B. Demontirschuß.

So weit ich die Sache zu beurtheilen vermag, wird hier ein ziemliches Gleichgewicht zwischen den gezogenen Geschützen des Angriffs und der Vertheidigung stattfinden, mit folgenden Modifikationen:

a) Der Angreifer kann seine demontirte Artillerie beliebig ergänzen, der Vertheidiger nicht. Je mehr daher der Angreifer gleich von Hause aus Geschütze gegen die Festung aufstellen kann, je eher wird er ein Übergewicht über dieselbe erlangen und behaupten und dies Übergewicht wird bei gezogenen Geschützen an und für sich viel bedeutender und intensiver sein. Daraus folgt

α) daß das Gleichgewicht der Festungsartillerie gegen die Angriffsartillerie nur durch eine sehr starke Geschütz-Dotirung der Festungen einigermaßen wird erlangt werden können und

β) daß nur große Festungen noch der feindlichen Artillerie allenfalls gewachsen sein werden, kleine Festungen dagegen jetzt in einer noch viel nachtheiligeren Lage sich der Angriffs-Artillerie gegenüber befinden, als es schon bei dem bisherigen Zustande des Geschützwesens der Fall war. Kleine Festungen sind daher ganz aufzugeben, oder bedeutend zu erweitern.

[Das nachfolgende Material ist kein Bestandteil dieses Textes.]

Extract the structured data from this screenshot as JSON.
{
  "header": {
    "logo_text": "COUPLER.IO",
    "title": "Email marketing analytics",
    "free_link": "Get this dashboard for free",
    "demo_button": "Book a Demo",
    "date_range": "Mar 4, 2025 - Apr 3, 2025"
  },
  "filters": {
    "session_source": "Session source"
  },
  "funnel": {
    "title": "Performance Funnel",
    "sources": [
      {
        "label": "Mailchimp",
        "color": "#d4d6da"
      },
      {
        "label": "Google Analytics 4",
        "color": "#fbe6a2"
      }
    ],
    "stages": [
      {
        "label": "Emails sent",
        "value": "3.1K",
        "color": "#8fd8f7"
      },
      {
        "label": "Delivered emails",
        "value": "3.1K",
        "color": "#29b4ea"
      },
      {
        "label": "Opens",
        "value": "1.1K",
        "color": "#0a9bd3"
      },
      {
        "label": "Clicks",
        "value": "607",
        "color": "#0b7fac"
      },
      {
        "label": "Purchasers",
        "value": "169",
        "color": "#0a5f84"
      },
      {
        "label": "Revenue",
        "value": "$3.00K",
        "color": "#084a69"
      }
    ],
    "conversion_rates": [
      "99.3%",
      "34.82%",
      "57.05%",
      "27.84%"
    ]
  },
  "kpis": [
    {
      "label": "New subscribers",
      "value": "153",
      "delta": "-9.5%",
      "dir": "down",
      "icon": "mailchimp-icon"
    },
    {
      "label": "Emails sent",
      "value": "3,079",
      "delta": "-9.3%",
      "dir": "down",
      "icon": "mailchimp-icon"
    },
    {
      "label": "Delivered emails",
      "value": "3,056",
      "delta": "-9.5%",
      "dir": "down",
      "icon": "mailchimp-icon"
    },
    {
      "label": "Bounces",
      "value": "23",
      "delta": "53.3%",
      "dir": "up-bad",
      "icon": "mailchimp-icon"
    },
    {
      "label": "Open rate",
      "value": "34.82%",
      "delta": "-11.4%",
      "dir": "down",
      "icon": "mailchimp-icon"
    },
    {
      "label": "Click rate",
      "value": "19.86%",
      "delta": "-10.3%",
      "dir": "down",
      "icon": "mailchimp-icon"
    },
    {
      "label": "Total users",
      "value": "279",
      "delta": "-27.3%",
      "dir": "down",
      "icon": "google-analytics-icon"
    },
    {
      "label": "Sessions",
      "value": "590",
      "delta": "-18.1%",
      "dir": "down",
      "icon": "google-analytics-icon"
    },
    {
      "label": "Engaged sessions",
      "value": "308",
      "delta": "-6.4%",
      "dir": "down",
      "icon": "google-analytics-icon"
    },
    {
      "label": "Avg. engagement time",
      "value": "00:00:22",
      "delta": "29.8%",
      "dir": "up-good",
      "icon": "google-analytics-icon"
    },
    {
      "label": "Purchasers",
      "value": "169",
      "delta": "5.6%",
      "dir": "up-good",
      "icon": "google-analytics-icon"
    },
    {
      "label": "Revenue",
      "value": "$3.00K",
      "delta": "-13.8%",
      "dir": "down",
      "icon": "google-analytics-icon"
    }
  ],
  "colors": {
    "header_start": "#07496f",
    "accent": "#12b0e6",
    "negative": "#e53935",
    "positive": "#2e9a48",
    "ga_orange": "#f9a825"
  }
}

Die zweite Modifikation in jenem Gleichgewicht beider Artillerien in Bezug auf den Demontirschuß ist die, daß

b) der Vertheidiger in der Regel eine dominirende Aufstellung haben wird, die, wie die Geschichte aller Belagerungen lehrt und sich auch theoretisch darthun läßt, immer große Vortheile gewährt. Bei Anlage oder Verbesserung von Festungswerken wird man daher stets bedacht sein müssen, sich diesen wesentlichen Vortheil durch hohe Erdwälle (Kavaliere) zu verschaffen. (Vergleiche auch meine Beiträge zur angewandten Befestigungskunst S. 34. Ich habe darum auch bereits oben empfohlen, freiliegende Reduits nicht abzutragen, sondern lieber die vorliegenden Wälle zu erhöhen.)

C. Der Ricochettschuß.

Ich verstehe hierunter nicht nur den eigentlichen Ricochettschuß, sondern jeden Schuß oder flachen Bogenwurf, mittelst dessen Voll- und Hohlkugeln, sowie Shrapnels und Granaten gegen offene Wallgänge der Länge nach über die deckende Brustwehr der anliegenden Face hinweg im flachen oder stärkern Bogen geschleudert werden. So weit mir bekannt, haben nicht blos Granaten aus Haubitzen, sondern auch Shrapnels aus glatten Geschützen auf diese Weise gegen offene Wälle angewandt, ganz günstige Resultate gegeben, und wenn auch diese Art von Feuer aus gezogenen Geschützen und aus großen Entfernungen bisher noch nicht ausgebildet worden ist: so steht dies doch für die Folge zu erwarten und die Wirkung eines solchen Feuers kann nicht zweifelhaft sein, während zugleich eine Erwiederung desselben von Seiten der Festung, indem man die Parallelen des Angreifers – wie es auch in der Belagerung von Sebastopol versucht wurde – echarpirend beschießt, doch bei Weitem nicht ebenso erfolgreich wirken kann.

Gegen ein solches Feuer wird es nun bei bereits fertigen Werken kein anderes Mittel geben, als Vervielfältigung der Traversen, – wie sie auch in Sebastopol stattfand – und wo möglich, nachträgliche Anbringung von Hohltraversen. Aber es ist nicht zu verkennen, daß dieses Mittel der eigentlichen Geschützaufstellung sehr viel Raum entzieht und daher ebenfalls nur bei geräumigen Festungen anwendbar, in kleinen Festungen aber mehr oder weniger unausführbar ist – ein Argument mehr, gegen das Bestehen der kleinen Festungen.